Contactado pela DW África, o Governo não quis comentar o assunto.
Mutilação genital feminina: uma tradição que teima em persistir
A mutilação genital feminina (MGF) persiste em muitos países africanos, apesar de ser proibida oficialmente. Os Pokot, no Quénia, são uma das etnias que continuam a levar a cabo esta prática.
Foto: Reuters/S. Modola
Uma lâmina para todas
Esta lâmina foi usada para mutilar quatro raparigas do Vale do Rift, no Quénia. Para o povo Pokot, o ritual marca a passagem de menina para adulta. Apesar de esta tradição brutal ser proibida por lei, muitas raparigas continuam a ser sujeitas à mutilação genital feminina (MGF), sobretudo em zonas rurais.
Foto: Reuters/S. Modola
Preparativos para a cerimónia
As meninas e mulheres Pokot aquecem-se junto à fogueira às primeiras horas da manhã. Quem não se submete à MGF tem menos hipóteses de casar. A integração das mulheres e a sua sobrevivência económica depende do casamento, principalmente nas áreas rurais. Aquelas que se recusam a participar são renegadas pela sociedade ou até mesmo expulsas.
Foto: Reuters/S. Modola
É impossível dizer "não"
Antes de se proceder ao ritual, as raparigas são despidas e lavadas. Elas sabem de antemão que, tal como as suas mães, vão ter problemas de saúde: quistos, infeções, infertilidade, complicações no parto. A mutilação genital feminina continua a ser praticada em 28 países africanos, na península Arábica e na Ásia. Também há filhas de emigrantes na Europa que são mutiladas.
Foto: Reuters/S. Modola
Espera angustiante
Estas raparigas Pokot esperam pela cerimónia de circuncisão na província de Baringo, no Vale do Rift. O Quénia proibiu a mutilação genital feminina em 2011, 27 por cento das quenianas entre os 15 e os 49 anos foram submetidas a esta prática, segundo o Fundo das Nações Unidas para a Infância (UNICEF). Na maioria das vezes não se usa anestesia e o material não é desinfetado.
Foto: Reuters/S. Modola
Ritual mortífero
Cerimónia de circuncisão: Os Pokot esperam que as raparigas sejam corajosas e não gritem. Segundo estimativas da Organização Mundial de Saúde (OMS), 10% das raparigas morre durante esta cerimónia e 25% morre devido a complicações associadas.

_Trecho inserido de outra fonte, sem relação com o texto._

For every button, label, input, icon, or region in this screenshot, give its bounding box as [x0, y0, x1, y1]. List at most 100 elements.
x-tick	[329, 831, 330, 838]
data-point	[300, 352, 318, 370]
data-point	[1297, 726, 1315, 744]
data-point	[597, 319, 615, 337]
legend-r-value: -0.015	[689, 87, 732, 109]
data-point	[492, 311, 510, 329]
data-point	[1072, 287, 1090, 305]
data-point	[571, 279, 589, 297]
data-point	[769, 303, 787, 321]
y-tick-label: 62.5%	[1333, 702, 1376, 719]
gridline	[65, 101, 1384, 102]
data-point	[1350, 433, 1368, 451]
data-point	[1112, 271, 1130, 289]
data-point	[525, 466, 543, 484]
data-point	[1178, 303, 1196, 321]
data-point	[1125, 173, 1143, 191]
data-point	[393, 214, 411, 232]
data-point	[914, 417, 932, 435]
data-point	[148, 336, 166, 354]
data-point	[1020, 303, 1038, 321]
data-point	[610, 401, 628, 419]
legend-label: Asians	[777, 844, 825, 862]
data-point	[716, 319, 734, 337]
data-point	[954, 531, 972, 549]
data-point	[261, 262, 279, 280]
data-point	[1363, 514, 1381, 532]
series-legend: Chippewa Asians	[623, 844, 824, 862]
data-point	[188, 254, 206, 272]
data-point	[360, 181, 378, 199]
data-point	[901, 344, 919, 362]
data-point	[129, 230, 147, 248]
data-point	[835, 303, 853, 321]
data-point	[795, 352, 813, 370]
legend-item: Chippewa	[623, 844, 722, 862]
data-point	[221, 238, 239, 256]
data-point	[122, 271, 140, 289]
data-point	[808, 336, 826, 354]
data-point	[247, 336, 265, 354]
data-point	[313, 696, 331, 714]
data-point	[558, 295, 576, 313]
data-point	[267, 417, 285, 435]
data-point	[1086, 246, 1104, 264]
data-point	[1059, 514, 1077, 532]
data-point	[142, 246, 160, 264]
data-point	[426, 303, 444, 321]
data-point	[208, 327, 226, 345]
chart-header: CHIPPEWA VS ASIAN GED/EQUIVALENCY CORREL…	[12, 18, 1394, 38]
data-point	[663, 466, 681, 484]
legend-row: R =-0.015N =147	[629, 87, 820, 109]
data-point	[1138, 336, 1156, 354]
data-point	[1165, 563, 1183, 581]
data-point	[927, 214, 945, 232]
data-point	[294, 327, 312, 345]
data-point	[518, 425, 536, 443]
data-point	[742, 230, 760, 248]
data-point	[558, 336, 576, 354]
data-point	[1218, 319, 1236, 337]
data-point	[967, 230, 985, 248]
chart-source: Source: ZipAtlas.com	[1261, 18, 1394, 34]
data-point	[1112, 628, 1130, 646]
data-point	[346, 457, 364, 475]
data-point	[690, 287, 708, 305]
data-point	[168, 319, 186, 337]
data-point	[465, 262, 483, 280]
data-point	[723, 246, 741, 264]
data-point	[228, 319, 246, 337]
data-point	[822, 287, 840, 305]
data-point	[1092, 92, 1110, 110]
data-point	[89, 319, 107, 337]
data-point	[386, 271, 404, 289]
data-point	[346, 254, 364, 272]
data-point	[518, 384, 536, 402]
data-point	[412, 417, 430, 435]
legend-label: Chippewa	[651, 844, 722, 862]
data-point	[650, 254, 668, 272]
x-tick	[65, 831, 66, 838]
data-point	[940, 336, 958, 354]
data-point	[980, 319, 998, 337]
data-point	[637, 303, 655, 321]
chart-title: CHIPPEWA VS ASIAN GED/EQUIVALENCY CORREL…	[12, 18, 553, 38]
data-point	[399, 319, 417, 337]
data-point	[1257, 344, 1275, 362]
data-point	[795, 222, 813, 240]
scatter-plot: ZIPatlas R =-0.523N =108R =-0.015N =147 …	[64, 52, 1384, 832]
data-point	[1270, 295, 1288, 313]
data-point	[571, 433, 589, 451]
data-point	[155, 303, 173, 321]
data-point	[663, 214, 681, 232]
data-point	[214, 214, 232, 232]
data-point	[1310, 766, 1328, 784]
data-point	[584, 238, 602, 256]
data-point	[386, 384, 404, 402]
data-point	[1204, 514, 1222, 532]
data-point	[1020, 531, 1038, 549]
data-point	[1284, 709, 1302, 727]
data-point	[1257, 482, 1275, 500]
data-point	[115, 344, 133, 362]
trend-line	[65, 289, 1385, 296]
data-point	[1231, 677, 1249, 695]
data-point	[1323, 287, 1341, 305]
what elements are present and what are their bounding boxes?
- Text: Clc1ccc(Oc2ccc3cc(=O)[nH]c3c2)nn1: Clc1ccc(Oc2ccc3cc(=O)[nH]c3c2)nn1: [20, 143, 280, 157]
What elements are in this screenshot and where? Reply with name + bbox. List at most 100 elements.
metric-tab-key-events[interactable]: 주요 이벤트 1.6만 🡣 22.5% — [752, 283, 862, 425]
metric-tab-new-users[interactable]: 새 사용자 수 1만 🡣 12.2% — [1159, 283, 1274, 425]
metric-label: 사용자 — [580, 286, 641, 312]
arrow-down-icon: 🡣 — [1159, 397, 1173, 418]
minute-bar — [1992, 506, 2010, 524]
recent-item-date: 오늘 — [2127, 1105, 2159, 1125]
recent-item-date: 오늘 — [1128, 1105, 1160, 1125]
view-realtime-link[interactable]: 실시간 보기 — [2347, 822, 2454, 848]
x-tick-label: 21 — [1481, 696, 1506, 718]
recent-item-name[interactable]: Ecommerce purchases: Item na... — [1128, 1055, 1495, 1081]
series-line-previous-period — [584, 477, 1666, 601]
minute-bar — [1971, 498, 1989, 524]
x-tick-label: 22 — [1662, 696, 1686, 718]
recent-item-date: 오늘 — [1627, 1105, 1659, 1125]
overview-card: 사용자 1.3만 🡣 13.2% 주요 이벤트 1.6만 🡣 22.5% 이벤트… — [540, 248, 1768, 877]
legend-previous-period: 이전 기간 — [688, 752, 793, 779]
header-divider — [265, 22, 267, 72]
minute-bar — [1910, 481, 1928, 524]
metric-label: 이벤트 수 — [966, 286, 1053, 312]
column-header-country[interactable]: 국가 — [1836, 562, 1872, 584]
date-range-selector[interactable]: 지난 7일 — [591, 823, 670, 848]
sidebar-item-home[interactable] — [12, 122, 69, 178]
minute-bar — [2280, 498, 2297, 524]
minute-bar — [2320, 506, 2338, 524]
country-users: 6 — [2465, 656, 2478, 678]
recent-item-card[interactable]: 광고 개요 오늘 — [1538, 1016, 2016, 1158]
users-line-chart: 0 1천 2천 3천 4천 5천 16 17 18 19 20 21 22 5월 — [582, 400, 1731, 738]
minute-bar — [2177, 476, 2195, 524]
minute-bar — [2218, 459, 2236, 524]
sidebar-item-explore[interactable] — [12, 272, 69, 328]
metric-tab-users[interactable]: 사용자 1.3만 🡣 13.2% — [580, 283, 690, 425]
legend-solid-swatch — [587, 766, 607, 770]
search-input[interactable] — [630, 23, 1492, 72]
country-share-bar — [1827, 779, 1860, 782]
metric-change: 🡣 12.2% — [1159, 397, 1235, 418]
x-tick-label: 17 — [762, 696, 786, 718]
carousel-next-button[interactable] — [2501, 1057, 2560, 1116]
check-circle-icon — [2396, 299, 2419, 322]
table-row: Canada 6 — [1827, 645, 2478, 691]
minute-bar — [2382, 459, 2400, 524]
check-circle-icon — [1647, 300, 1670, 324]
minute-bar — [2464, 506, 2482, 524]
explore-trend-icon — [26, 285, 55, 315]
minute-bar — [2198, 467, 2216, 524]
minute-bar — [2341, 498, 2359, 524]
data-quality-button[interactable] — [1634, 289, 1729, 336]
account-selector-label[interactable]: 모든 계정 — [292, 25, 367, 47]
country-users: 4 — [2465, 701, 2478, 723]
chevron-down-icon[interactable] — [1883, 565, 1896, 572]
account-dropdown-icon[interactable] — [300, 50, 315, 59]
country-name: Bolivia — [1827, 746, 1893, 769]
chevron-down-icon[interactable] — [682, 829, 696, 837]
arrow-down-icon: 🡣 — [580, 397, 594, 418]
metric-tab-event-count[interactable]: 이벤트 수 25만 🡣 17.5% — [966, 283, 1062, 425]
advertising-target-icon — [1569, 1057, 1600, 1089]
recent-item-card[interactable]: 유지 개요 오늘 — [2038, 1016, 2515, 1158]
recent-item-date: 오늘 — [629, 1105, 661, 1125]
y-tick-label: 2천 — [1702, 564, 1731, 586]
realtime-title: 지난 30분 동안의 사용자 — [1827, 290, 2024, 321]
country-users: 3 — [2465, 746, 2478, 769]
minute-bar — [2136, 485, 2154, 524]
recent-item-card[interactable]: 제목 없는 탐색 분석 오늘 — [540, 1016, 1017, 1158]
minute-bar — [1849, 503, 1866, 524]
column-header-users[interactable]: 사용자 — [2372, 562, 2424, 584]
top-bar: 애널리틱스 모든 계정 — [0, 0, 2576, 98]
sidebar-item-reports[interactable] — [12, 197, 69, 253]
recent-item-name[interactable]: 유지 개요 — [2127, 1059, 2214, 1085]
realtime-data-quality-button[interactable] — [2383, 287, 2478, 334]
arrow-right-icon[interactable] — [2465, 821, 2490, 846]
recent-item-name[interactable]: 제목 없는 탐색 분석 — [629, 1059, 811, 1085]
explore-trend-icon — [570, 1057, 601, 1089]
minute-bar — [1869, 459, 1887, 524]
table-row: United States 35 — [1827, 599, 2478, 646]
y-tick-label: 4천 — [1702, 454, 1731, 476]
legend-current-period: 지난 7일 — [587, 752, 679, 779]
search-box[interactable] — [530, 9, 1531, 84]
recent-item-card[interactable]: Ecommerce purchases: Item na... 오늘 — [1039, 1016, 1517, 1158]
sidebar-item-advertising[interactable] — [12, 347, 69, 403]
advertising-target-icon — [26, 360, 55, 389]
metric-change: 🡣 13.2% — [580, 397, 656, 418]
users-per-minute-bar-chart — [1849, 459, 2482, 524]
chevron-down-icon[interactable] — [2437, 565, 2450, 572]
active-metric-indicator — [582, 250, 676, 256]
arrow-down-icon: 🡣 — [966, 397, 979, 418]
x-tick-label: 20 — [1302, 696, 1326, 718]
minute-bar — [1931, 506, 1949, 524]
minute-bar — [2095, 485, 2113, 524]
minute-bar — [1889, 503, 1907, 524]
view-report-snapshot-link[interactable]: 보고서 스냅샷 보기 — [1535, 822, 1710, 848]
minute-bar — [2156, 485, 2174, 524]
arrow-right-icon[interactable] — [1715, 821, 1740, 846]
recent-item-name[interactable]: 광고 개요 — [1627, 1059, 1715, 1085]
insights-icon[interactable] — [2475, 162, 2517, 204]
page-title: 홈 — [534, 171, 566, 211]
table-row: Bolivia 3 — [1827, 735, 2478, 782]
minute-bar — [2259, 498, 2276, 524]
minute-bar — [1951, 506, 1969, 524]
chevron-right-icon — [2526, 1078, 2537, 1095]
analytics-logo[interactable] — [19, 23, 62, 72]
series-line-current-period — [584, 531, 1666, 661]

Na Guiné-Bissau, metade das mulheres entre os 15 e os 49 anos foi submetida a esta prática, segundo a UNICEF. Na Somália, o número ronda os 98%.
Foto: Reuters/S. Modola
Pedra ensanguentada após o ritual
A forma como se faz a excisão varia de etnia para etnia. Os Pokot fecham a abertura vaginal. A OMS distingue três tipos de MGF: no tipo 1, o clítoris é retirado. No tipo 2, retira-se o clítoris e os pequenos lábios. No tipo 3, a infibulação, os grandes lábios também são retirados e a abertura vaginal é fechada.
Foto: Reuters/S. Modola
Tingir o corpo de branco
Tingir o corpo de branco faz parte do ritual dos Pokot. Em muitos países há campanhas de esclarecimento, para alertar para os perigos da mutilação genital feminina. Mas só lentamente as campanhas dão frutos. No Quénia, há desde 2014 uma unidade da polícia que trata de questões relacionadas com a MGF. Há também uma linha SOS que recebe denúncias.
Foto: Reuters/S. Modola
Trauma para a vida
Após a cerimónia, as raparigas são cobertas com peles de animais e recolhidas para um local onde podem descansar. Na ótica dos Pokot, elas estão prontas para casar e podem receber um dote maior. Alguns povos acreditam que as mulheres submetidas à MGF são mais férteis e fiéis ao seu marido. Quando se faz uma excisão não há volta atrás. Não é possível reverter a mutilação com operações plásticas.
Foto: Reuters/S. Modola
De mãe para filha?
Esta rapariga nunca mais vai esquecer a mutilação. Em alguns países, a excisão é realizada em bebés. Sendo uma prática ilegal, um bebé a chorar dá menos nas vistas do que uma rapariga a sofrer de dores o tempo inteiro.